O foco no momento, no entanto, é começar a se comunicar diretamente com as pessoas, não apenas por intermédio das marcas. “Vejo que tem muita gente interessada em ampliar a visão, mas não sabe como. Por isso, estou lançando um curso sobre como furar bolhas, que vai sair no projeto Brava SP, um espaço de conexão para mulheres e pessoas trans”, conta. “Quero construir um futuro que, na verdade, é ancestral. Não vivemos dizendo que o Brasil é o país do empreendedorismo? E é mesmo. Se a periferia tiver oportunidades, vamos descobrir a quantidade de talentos escondidos que temos.”

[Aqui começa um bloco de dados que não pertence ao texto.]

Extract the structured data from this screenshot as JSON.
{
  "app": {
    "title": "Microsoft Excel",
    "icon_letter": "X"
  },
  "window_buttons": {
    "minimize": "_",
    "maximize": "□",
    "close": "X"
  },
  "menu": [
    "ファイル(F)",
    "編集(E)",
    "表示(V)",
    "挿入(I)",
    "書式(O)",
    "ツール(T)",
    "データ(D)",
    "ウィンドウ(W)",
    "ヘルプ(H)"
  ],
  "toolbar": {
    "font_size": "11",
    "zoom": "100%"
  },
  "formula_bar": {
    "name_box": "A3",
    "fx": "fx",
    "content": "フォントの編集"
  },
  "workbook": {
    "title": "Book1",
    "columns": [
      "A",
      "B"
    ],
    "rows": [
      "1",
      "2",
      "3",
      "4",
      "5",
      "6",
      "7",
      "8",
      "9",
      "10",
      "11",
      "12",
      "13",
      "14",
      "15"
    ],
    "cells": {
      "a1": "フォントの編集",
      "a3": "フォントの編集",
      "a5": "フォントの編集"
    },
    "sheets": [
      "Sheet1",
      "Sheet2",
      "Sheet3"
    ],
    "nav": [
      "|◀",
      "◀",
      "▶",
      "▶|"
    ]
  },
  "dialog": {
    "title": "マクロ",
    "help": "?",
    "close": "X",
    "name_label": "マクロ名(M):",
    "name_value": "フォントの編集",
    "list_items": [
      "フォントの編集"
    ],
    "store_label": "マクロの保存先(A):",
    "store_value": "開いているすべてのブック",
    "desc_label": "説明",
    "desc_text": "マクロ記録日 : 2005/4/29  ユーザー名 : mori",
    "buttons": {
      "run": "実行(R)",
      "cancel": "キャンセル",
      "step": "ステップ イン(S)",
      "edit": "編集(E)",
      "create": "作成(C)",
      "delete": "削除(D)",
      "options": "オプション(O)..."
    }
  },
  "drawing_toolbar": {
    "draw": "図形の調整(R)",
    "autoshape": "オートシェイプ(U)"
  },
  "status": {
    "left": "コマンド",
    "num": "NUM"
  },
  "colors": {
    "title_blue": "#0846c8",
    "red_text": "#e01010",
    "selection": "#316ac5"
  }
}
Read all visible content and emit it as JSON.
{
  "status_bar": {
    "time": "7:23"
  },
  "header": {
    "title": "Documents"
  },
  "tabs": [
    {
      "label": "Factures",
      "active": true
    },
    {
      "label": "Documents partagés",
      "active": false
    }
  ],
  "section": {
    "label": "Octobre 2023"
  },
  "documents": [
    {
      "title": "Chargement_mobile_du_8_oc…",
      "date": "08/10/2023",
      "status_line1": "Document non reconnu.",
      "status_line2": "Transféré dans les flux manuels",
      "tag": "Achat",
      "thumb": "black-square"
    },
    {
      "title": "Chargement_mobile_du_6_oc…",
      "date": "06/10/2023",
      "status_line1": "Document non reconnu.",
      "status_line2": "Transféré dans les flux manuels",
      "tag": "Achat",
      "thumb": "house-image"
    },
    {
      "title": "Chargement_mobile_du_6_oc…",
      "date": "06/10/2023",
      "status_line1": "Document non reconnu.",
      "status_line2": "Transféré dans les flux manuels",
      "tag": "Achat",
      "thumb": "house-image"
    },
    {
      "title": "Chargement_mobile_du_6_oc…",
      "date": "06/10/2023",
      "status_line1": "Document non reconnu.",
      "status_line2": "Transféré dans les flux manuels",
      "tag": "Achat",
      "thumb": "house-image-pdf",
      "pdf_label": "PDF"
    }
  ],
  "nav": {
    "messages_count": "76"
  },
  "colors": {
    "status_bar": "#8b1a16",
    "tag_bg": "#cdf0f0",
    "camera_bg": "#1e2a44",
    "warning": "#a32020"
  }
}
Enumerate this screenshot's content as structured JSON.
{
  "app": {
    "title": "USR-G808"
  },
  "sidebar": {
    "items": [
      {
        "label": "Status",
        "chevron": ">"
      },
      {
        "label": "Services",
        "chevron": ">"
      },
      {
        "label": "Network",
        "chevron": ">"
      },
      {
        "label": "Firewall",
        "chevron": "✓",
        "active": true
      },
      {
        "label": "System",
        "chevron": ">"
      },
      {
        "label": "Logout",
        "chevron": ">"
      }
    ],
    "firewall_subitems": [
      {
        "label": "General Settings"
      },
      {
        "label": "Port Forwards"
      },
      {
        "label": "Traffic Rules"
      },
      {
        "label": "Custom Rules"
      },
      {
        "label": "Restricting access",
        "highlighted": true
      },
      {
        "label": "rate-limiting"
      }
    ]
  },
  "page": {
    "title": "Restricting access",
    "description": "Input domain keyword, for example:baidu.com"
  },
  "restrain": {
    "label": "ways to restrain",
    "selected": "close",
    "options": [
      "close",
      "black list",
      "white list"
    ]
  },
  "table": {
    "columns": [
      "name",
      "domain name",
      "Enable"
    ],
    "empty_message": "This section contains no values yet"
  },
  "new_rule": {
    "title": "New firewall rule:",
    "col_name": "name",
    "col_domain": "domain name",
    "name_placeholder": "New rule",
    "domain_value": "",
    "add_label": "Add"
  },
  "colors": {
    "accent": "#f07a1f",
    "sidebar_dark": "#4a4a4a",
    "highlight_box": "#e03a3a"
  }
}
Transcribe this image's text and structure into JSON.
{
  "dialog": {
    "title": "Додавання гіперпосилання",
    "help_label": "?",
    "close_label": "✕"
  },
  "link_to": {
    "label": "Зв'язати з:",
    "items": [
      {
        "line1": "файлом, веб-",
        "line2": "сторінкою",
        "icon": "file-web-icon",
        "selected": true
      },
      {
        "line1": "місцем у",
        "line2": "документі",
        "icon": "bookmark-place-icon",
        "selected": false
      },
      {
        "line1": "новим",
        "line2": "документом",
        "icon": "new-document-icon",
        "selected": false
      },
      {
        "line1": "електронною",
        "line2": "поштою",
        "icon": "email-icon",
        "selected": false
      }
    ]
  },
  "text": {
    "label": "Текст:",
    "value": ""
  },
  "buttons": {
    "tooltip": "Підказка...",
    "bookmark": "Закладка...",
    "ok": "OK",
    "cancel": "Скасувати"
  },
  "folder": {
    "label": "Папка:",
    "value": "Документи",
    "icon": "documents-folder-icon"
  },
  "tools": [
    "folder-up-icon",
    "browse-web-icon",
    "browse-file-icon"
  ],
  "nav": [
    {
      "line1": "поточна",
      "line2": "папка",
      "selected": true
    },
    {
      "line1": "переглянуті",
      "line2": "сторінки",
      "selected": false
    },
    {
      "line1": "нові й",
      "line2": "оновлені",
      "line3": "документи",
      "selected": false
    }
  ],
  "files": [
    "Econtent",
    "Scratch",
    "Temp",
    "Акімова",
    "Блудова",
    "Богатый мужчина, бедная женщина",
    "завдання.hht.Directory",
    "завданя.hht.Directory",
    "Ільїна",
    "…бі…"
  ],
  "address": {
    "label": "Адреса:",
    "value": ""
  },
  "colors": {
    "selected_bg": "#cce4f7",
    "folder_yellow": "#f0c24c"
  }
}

Prestes a completar 40 anos, Sarah vive em Belém, mas viaja muito para São Paulo para realizar alguns trabalhos presencialmente. Em determinado momento, sua vida até se direcionou para o Sudeste, mas ela não quer, de forma alguma, passar a impressão de que é preciso mudar para o principal centro financeiro do país para ter uma vida de qualidade. “Por isso eu ainda estou em Belém. Mas, claro, ainda fico em uma ponte entre as capitais paulista e paraense. Coisa de geminiana: quero estar em dois lugares ao mesmo tempo”, brinca, lembrando de seus tempos de Belém – Berlim. 

O objetivo final de tudo isso é fazer com que a cadeia produtiva do Brasil seja compartilhada. “Distribuir grana para o resto do país”, resume. Assim como tudo em sua vida, Sarah tem uma trajetória profissional que não é convencional – ainda bem. Dez anos atrás, sua abordagem era vista como utopia. Hoje, é uma necessidade cada vez mais presente. “Eu não tenho mestrado em Harvard, mas eu tenho vivência. Sei o que preciso fazer.”